Calais : Des canots des sauveteurs en mer volés pour faire passer des migrants

CAMBRIOLAGES La délégation régionale de la Société nationale de sauvetage en mer (SNSM) à Calais a été victime de trois cambriolages en moins de deux mois

Mikaël Libert

— 

Un canot de la SNSM (illustration).
Un canot de la SNSM (illustration). — M.Libert / Archives 20 Minutes
  • Les sauveteurs en mer de Calais victimes de trois cambriolages en six semaines.
  • Des embarcations et du matériel ont été volés pour plus de 50.000 euros.
  • Plusieurs canots ont servi au passage de migrants vers la Grande-Bretagne.

De l’acharnement. Entre le 16 mars et le 29 avril, le centre de formations de la Société nationale de sauvetage en mer (SNSM), à Calais​, a été la cible de trois cambriolages. Une succession de faits qui ne doit rien au hasard. Les voleurs visaient les embarcations pour les revendre à des migrants qui souhaitaient rejoindre la Grande-Bretagne. Le préjudice est important et remet en cause la reprise des activités de formation des futurs nageurs-sauveteurs dès la levée du confinement.

Mi-mars, plusieurs personnes ont pénétré par effraction dans le local du centre de formation en fracturant le volet roulant et en brisant un carreau de la baie vitrée. Ils ont dérobé un moteur de bateau avant de prendre la fuite. La police est cependant parvenue à intercepter rapidement les voleurs et à récupérer le moteur. Par précaution, la SNSM a transféré le reste du matériel dans un hangar sécurisé au port de Calais.

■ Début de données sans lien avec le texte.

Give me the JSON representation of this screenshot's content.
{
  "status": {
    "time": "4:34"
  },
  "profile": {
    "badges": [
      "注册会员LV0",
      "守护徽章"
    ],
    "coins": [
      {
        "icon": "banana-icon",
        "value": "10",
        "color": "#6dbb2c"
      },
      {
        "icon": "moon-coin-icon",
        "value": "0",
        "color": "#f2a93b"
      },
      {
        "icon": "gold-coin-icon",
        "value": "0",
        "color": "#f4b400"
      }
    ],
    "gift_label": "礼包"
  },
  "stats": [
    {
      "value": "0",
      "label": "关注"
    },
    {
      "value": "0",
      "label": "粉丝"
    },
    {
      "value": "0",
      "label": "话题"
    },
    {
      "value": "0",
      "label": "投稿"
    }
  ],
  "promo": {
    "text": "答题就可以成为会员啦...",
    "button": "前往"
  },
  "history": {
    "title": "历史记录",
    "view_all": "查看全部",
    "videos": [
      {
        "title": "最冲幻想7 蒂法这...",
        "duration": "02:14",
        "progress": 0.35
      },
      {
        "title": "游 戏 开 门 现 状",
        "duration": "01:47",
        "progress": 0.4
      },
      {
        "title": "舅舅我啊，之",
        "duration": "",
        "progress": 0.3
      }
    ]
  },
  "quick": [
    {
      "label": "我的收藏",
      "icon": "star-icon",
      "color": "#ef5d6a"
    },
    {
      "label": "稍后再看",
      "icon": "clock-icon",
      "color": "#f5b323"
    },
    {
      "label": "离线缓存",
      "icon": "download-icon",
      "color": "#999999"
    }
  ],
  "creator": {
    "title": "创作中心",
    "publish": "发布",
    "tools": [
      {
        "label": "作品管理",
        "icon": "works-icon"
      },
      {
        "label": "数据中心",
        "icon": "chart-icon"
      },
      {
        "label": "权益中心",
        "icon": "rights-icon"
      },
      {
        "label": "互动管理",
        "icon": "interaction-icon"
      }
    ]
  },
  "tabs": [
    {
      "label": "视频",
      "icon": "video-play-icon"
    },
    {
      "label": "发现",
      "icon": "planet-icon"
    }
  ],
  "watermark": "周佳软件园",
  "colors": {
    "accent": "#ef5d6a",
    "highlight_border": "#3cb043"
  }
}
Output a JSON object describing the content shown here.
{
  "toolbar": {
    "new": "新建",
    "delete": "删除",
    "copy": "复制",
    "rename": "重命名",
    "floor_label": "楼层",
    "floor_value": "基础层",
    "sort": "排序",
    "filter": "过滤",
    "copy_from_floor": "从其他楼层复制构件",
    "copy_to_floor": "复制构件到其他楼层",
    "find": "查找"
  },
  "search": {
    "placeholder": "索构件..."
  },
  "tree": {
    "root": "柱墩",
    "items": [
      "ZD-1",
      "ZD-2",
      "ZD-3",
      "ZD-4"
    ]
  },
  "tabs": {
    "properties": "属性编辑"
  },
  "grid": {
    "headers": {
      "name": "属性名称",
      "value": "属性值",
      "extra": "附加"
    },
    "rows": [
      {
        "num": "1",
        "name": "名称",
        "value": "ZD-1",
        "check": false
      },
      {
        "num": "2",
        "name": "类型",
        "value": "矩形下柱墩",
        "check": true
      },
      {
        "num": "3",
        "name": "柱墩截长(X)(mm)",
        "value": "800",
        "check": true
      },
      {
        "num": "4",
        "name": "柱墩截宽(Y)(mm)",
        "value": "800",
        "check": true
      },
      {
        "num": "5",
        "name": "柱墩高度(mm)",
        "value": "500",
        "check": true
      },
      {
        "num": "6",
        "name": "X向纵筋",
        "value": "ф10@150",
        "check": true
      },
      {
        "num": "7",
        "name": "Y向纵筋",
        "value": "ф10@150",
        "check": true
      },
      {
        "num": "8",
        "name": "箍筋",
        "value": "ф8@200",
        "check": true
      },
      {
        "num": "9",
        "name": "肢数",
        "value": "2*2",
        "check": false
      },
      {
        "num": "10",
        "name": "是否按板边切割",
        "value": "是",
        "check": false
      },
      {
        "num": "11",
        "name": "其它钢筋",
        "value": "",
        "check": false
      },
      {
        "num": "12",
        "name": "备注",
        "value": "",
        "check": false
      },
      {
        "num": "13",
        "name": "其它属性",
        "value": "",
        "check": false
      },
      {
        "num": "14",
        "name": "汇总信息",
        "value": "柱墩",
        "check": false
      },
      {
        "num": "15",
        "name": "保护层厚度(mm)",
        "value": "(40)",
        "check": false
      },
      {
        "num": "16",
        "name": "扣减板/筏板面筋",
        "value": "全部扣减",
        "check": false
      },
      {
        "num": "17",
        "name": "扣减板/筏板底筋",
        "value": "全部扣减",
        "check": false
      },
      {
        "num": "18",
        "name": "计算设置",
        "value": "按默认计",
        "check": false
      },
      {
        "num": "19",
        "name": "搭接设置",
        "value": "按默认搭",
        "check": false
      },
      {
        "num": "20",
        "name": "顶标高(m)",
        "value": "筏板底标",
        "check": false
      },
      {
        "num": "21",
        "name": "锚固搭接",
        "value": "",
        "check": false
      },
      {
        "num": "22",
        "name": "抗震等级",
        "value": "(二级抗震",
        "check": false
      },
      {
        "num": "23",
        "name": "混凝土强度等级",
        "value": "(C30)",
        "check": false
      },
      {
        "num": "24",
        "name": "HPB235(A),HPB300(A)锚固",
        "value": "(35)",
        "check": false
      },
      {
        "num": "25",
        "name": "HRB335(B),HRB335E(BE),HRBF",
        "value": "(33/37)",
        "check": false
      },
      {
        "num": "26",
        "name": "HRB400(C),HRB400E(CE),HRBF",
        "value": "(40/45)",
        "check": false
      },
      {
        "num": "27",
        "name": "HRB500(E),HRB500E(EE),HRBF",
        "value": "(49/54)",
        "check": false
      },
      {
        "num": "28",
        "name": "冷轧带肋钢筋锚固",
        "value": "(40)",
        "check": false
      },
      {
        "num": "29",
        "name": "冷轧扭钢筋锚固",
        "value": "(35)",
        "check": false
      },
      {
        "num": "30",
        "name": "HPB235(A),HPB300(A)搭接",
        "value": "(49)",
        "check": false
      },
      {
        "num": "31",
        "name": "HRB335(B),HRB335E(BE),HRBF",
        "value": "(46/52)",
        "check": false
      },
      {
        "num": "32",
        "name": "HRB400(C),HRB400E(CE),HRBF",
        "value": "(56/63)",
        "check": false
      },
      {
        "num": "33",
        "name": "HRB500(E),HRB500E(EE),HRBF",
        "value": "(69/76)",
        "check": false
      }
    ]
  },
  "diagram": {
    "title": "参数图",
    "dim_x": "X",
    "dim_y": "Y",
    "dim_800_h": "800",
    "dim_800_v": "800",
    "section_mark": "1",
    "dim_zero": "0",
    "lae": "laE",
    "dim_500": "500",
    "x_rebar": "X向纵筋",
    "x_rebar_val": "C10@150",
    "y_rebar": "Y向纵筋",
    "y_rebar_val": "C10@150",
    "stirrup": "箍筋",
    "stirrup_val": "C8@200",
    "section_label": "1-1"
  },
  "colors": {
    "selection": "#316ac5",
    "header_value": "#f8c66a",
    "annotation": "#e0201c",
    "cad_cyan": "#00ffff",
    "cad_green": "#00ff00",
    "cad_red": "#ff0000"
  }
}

Les bateaux étaient en vente sur Internet

La suite a été découverte un peu par hasard. Les services de police ont interpellé, le 11 avril, un individu sur le téléphone portable duquel ils ont découvert des photos de bateaux mis en vente sur Internet. L’homme, un passeur selon une source, reconnaît avoir dérobé les embarcations pour les revendre à des migrants qui souhaitaient aller en Grande-Bretagne. Il a aussi reconnu que les canots appartenaient à la SNSM.

Et effectivement, en faisant un tour du côté du hangar où étaient entreposées les embarcations, les policiers se sont rendu compte qu’elles avaient disparu. Manquaient à l’appel trois Zodiac de type MK2 et deux plus petits canots, appelés des IRB. « Ce n’est pas possible pour qu’ils aient su où étaient les bateaux, soit il y a une taupe, soit nous étions surveillés », déplore Serge Carlot, délégué régional de la SNSM.

Un zodiac récupéré par les garde-côtes britanniques

Deux des Zodiac MK2 ont été retrouvés assez rapidement. Le premier a été intercepté au large de Douvres par les garde-côtes britanniques avec plusieurs migrants à bord. L’embarcation a été rapatriée à Boulogne-sur-Mer en bon état. Un autre a été récupéré il y a quelques jours, au large du Cap Gris nez, là encore avec des migrants à son bord. Trois manquent donc encore à l’appel. « C’est une absence totale de respect pour des biens financés en grande partie grâce à la générosité du public », dénonce la SNSM.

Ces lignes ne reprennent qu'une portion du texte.